What kind of society are we creating where five people get murdered at their work, the news covers the shooting for a day and we are all able to move on with our lives?

There are five victims who will never return home again. One was a marketing intern who was at his first day at the Pratt Company, a 21 year-old Northern Illinois University student.

Another was a human resources manager, who texted his wife, “I’ve been shot. I love you,” according to the wife who shared her story with the Chicago Sun-Times.
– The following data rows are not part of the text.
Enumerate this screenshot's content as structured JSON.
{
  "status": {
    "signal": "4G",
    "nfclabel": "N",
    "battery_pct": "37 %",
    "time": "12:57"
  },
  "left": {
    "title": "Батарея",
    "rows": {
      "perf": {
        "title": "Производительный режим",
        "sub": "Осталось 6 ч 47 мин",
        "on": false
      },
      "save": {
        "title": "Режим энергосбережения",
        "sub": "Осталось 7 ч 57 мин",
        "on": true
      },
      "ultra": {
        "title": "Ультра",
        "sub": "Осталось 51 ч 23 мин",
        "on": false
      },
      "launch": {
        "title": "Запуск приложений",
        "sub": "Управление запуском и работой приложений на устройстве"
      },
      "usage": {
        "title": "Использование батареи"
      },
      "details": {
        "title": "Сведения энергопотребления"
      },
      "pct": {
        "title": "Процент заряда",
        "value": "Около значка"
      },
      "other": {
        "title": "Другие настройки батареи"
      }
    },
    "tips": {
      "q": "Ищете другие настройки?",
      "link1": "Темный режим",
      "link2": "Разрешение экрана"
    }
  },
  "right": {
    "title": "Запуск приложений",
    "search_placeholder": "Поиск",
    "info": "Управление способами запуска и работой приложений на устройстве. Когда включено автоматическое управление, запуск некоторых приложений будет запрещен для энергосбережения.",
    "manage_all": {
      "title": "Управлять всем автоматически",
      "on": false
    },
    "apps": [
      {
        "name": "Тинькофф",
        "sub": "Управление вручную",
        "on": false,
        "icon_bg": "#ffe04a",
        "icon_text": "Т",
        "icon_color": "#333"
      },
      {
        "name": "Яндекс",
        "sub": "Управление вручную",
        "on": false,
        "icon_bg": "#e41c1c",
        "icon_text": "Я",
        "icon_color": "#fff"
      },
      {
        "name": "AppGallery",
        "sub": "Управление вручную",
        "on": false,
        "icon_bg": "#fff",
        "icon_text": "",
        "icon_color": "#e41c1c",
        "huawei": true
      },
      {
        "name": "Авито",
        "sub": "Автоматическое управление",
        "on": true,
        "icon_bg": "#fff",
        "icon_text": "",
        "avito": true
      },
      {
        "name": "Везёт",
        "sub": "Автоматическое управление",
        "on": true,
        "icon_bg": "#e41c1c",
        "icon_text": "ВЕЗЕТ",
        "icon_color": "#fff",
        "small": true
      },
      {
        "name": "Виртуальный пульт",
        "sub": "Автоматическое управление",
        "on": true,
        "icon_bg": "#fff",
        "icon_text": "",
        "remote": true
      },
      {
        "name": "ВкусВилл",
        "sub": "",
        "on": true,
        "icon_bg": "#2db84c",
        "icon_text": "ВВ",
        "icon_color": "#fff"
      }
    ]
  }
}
This country needs to invest in mental health resources, not use our prisons as de facto psychiatric wards and give our society the proper tools to treat people with mental health ailments.

Lastly, I am disgusted by the lack of political courage in creating bipartisan legislation on gun control.

According to the Center on Responsive Politics, the NRA spent $710,654 across both chambers of Congress to keep their agenda in place.

It is reprehensible that our representatives that are supposed to be looking out for our interests are instead taking money from an organization that has proven repeatedly to not care about the American public at large.

We need to keep up the outrage against these shootings, myself included.

If we don’t vote, and don’t hold our elected officials accountable, the people who have given their last full measure at the hands of violence, will have lost their lives in vain.